En cette année qui marque les 75 ans des bombardements atomiques de Hiroshima et Nagasaki, la photographe a pu consacrer l’intégralité du mois d’août, qui est la période annuelle au Japon de commémoration de la Seconde Guerre mondiale, à l’exposition de ses œuvres.

Galerie photo dans le quartier de Shiodome à Tokyo. La photographe Dôune Hiroko est aidée par sa fille pour monter l'exposition.
Galerie photo dans le quartier de Shiodome à Tokyo. La photographe Dôune Hiroko est aidée par sa fille pour monter l’exposition.

Rapprocher le public des hibakusha

L’exposition porte non seulement sur les hibakusha mais aussi leurs enfants et petits-enfants, car Mme Dôune s’inquiète que plus de 70 ans après les bombardements, la génération actuelle ne soit pas préoccupée par les questions de conflit et de paix.

« Il est difficile pour nous qui n’avons pas connu la guerre d’assimiler les témoignages des hibakusha comme si c’était notre propre histoire ou de visiter les sites des bombardements avec un intérêt profond. Comment faire pour susciter l’attention du public ? Je me suis dit que la réponse se trouvait près de chacun de nous. Nous sommes tous attirés par les histoires de famille. Et qui de mieux que des membres de la famille pour écouter les récits des survivants qui n’ont pas encore eu l’occasion de partager leur expérience ? »

Les participants ont été trouvés à travers des amis ou grâce à des annonces sur Internet. Lors des séances photo, Mme Dôune prend le temps pour s’entretenir avec les petits-enfants des hibakusha, afin qu’ils puissent raconter de leur point de vue les expériences vécues par leurs grands-parents. Ces récits sont inscrits sous les photographies présentées lors de l’exposition.

Un couple avec leurs grands-mères hibakusha et d'autres membres de leurs familles réunis en face du dôme de Genbaku en novembre 2016. « En développant cette photo, j'ai réalisé que c'est parce que ces deux grands-mères ont survécu que cette famille existe aujourd’hui, se rappelle Mme Dôune. Toutes ces vies sont liées les unes autres grâce à elles. » Cette œuvre a été l'un des tournants de sa carrière de photographe.

Un couple avec leurs grands-mères hibakusha et d’autres membres de leurs familles réunis en face du Dôme de la bombe atomique en novembre 2016. « En développant cette photo, j’ai réalisé que c’est parce que ces deux grands-mères ont survécu que cette famille existe aujourd’hui, se rappelle Mme Dôune.
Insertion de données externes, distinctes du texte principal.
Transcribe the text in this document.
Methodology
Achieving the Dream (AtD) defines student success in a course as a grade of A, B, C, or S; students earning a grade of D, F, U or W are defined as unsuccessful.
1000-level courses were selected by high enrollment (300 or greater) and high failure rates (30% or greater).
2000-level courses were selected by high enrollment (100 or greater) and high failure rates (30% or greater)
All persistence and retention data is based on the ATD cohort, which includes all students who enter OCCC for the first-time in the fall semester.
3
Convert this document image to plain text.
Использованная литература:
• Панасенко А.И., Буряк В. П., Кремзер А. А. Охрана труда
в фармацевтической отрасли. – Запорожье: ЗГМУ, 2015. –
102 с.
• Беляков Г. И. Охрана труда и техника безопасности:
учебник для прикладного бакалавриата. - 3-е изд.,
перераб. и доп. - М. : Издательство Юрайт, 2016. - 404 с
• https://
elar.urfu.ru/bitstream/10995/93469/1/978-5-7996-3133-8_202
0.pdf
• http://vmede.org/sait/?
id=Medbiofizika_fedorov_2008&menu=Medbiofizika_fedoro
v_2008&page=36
Toutes ces vies sont liées les unes autres grâce à elles. » Cette œuvre a été l’un des tournants de sa carrière de photographe.
©Dôune Hiroko

Un projet qui a commencé à tâtons

Mme Dôune a toujours été intéressée par les questions de guerre et de paix, participant dès le lycée à des cérémonies commémoratives à Hiroshima en tant que bénévole.

« Comme j’ai grandi à Hiroshima, j’étais habituée à voir les cicatrices chéloïdiennes des personnes âgées quand j’allais au sentô (bain public). Certains de mes proches n’hésitaient pas à me montrer leurs cicatrices à chaque fois que je les rencontrais. Quand j’étais petite, je n’aimais pas les voir, elles me faisaient peur. Cependant, ma vision a changé à 9 ans lors de l’un des événements des “camps de la paix de Hiroshima”. Pour la première fois, j’ai écouté des histoires de guerre autres que celles de la bombe atomique. Je me suis rendue compte que nous étions tous concernés et que je ne pouvais plus détourner les yeux de ce sujet. »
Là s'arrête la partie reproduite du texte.